Este novo registo é um exercício poderoso de influências sonoras.
28 jul 2018 • 00:30
Fernando Sobral
Berlim, cidade que seduziu David Bowie ou Lou Reed, foi o berço desse colectivo regular de DJs (Stefan Leisering, Alex Barck, Claas Brieler, Axel Reinemer e Jurgen von Knoblauch) chamado Jazzanova. Mais do que criadores de álbuns, sempre se distinguiram pelo seu trabalho com outros músicos.

Têm bastantes EPs e compilações com remisturas, mas o seu trabalho formal enquanto grupo tem sido feito de ciclos.

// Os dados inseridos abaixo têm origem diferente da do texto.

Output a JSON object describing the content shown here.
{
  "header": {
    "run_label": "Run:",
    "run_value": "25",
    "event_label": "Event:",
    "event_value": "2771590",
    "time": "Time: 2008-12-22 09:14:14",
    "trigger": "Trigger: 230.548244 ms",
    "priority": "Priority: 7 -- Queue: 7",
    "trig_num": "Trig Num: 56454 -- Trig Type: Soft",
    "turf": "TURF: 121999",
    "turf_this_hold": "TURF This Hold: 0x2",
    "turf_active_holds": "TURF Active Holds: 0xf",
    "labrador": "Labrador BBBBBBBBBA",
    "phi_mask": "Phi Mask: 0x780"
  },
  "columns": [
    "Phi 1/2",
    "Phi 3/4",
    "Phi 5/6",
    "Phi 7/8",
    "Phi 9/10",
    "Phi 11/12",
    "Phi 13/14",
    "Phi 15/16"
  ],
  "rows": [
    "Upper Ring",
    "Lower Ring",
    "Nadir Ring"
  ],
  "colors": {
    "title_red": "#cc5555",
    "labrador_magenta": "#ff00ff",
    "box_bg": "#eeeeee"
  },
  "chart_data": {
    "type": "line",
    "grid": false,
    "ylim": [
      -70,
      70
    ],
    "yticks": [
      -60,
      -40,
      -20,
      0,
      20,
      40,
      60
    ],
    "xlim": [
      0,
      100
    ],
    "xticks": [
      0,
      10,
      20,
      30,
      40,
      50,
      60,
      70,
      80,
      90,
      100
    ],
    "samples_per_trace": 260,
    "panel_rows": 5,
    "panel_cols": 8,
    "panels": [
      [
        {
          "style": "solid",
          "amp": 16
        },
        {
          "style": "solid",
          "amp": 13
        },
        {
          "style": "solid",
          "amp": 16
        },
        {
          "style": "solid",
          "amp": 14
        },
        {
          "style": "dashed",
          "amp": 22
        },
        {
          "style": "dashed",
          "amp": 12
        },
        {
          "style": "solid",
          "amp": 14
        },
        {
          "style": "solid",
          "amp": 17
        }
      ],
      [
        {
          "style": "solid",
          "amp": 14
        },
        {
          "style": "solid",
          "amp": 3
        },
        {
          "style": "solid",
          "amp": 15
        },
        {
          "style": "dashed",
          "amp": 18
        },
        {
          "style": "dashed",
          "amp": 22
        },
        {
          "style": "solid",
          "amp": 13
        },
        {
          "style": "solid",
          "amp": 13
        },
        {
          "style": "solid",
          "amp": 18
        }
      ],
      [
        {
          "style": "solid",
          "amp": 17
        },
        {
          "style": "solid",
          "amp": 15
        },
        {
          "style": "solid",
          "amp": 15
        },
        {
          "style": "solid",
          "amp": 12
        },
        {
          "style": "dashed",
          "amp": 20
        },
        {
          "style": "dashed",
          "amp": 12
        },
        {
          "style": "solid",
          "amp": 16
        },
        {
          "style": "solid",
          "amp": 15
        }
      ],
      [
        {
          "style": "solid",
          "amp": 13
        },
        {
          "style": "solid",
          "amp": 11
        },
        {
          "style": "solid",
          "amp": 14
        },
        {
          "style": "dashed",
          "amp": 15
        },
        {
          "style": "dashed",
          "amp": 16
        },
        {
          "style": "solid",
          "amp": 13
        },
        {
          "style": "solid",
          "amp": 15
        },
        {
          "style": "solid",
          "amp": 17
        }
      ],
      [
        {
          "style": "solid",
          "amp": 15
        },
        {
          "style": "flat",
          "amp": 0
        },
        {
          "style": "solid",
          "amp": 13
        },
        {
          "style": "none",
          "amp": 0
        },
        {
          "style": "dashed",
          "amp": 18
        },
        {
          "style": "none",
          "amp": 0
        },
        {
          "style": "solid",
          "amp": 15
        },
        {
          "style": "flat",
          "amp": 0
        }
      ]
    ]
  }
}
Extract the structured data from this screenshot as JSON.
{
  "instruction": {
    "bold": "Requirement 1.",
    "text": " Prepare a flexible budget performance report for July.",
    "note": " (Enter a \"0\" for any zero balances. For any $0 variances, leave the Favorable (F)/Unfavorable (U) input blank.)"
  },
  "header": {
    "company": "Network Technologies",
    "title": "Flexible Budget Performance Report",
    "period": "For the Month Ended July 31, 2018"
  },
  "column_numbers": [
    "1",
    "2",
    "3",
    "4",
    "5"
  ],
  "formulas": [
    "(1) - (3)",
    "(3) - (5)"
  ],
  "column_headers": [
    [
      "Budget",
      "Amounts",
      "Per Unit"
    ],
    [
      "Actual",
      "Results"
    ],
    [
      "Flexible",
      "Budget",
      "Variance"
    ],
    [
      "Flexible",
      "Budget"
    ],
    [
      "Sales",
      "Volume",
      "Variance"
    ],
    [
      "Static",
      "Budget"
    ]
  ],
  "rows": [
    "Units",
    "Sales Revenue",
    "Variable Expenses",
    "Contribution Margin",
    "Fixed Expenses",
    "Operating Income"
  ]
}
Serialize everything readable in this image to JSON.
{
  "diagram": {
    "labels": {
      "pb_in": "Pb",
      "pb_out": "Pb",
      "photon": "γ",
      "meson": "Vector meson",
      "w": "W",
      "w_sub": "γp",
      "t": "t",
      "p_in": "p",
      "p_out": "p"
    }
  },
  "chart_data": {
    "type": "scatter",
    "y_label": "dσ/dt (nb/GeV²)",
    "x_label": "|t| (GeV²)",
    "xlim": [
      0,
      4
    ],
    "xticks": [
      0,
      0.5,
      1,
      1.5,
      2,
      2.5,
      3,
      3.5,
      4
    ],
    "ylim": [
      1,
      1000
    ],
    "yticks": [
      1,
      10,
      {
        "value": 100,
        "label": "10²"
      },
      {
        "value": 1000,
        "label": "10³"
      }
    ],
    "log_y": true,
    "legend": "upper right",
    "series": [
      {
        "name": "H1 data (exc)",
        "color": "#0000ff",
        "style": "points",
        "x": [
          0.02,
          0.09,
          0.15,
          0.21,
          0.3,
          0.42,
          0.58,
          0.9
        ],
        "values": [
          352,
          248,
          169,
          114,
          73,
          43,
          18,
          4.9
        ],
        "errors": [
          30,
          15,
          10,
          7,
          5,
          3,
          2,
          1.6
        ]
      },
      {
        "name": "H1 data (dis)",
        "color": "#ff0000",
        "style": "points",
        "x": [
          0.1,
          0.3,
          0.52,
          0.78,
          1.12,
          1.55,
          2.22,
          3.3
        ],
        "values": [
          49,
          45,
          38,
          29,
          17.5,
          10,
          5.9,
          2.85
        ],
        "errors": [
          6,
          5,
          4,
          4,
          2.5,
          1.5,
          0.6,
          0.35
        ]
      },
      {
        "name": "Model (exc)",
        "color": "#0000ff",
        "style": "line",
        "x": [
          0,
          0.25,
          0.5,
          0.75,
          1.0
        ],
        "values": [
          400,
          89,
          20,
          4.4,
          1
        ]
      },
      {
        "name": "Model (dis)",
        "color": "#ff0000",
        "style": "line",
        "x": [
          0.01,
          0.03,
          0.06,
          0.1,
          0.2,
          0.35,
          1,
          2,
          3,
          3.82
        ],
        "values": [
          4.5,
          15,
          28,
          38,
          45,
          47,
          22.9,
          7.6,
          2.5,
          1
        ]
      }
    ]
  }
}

Por isso este novo álbum "The Pool" é apresentado como o seu primeiro álbum em 10 anos.

Não deixa de ser interessante verificar como um disco gravado ao vivo em estúdio, como o incontornável "Funkhaus Studio Sessions", não aparece contabilizado na sua história.

Este novo registo é mais um exercício poderoso de influências sonoras à volta da electrónica. Algo que não surpreende. Os Jazzanova nunca se distinguiram por estarem reféns de algum género musical específico, antes são uma foz onde desaguam todos os rios possíveis. Há por isso aqui de tudo um pouco: Soul, R&B e hip-hop, misturados com os rirmos de dança electrónica e algumas pitadas de Jazz.

Basta escutar o tema mais forte do disco, "Rain Makes the River", para percebermos este hipnótico som onde o trip-hop surge como influência decisiva para a voz de Rachel Sermanni. Tudo nos lembra os Portishead. Depois encontramos o melódico "Let’s Live Well" (com a voz de Jamie Cullum) e o magnético "It’s Beautiful" com a voz de Paul Rudolph.

E há ainda o swing ondulante de "Summer Keeps on Passing by Me", que faz as delícias da alma e do corpo. Este é um disco para escutar nos belos fins-de-tarde de Verão.